Gaelic-medium education is one of the primary ways that the Scottish Government is addressing Gaelic language shift. Along with the Bòrd na Gàidhlig policies, preschool and daycare environments are also being used to create more opportunities for intergenerational language transmission in the Outer Hebrides. However, revitalization efforts are not unified within Scotland or Nova Scotia, Canada. One can attend Sabhal Mòr Ostaig, a national centre for Gaelic Language and Culture, based in Sleat, on the Isle of Skye. This institution is the only source for higher education which is conducted entirely in Scottish Gaelic. They offer courses for Gaelic learners from beginners into fluency. They also offer regular bachelors and graduate programmes delivered entirely in Gaelic. Concerns have been raised around the fluency achieved by learners within these language programmes because they are disconnected from vernacular speech communities. In regard to language revitalization planning efforts, many feel that the initiatives must come from within Gaelic speaking communities, be led by Gaelic speakers, and be designed to serve and increase fluency within the vernacular communities as the first and most viable resistance to total language shift from Gaelic to English. Currently, language policies are focused on creating new language speakers through education, instead of focused on how to strengthen intergenerational transmission within existing Gaelic speaking communities.

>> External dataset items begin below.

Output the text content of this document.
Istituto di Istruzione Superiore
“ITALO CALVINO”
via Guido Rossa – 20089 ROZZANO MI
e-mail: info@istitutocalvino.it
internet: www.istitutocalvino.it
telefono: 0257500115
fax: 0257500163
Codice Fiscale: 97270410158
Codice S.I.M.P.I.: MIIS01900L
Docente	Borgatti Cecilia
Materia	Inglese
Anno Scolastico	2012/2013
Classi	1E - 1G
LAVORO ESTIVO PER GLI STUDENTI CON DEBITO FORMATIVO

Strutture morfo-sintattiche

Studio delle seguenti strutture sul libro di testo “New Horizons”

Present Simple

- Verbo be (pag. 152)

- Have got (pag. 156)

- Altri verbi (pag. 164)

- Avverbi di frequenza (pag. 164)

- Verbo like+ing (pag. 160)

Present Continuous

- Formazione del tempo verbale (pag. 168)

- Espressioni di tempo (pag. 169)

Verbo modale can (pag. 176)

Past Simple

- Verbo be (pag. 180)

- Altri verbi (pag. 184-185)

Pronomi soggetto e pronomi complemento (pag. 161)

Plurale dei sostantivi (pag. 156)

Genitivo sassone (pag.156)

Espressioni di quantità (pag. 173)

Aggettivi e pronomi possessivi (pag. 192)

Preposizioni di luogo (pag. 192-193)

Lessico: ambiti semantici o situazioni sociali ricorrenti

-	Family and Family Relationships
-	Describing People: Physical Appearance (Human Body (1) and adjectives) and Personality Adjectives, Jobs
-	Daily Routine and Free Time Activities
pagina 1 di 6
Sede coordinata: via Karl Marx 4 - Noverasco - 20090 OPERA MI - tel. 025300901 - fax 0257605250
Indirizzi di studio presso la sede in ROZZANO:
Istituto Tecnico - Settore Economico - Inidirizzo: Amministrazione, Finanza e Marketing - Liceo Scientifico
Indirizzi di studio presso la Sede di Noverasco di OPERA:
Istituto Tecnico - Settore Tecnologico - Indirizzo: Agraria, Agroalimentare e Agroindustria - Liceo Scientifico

=== Challenges to preservation and revitalization ===
In the Outer Hebrides, accommodation ethics exist amongst native or local Gaelic speakers when engaging with new learners or non-locals. Accommodation ethics, or ethics of accommodation, is a social practice where local or native speakers of Gaelic shift to speaking English when in the presence of non-Gaelic speakers out of a sense of courtesy or politeness. This accommodation ethic persists even in situations where new learners attempt to speak Gaelic with native speakers. This creates a situation where new learners struggle to find opportunities to speak Gaelic with fluent speakers. Affect is the way people feel about something, or the emotional response to a particular situation or experience. For Gaelic speakers, there is a conditioned and socialized negative affect through a long history of negative Scottish media portrayal and public disrespect, state mandated restrictions on Gaelic usage, and Highland Clearances. This negative affect towards speaking openly with non-native Gaelic speakers has led to a language ideology at odds with revitalization efforts on behalf of new speakers, state policies (such as the Gaelic Language Act), and family members reclaiming their lost mother tongue. New learners of Gaelic often have a positive affective stance to their language learning, and connect this learning journey towards Gaelic language revitalization. The mismatch of these language ideologies, and differences in affective stance, has led to fewer speaking opportunities for adult language learners and therefore a challenge to revitalization efforts which occur outside the home. Positive engagements between language learners and native speakers of Gaelic through mentorship has proven to be productive in socializing new learners into fluency.

==Usage==
===Official===
====Scotland====
In the 2022 census, 3,551 people claimed Gaelic as their 'main language'. Of these, 1,761 (49.6%) were in Na h-Eileanan Siar, 682 (19.2%) were in Highland, 369 were in Glasgow City and 120 were in City of Edinburgh; no other council area had as many as 80 such respondents.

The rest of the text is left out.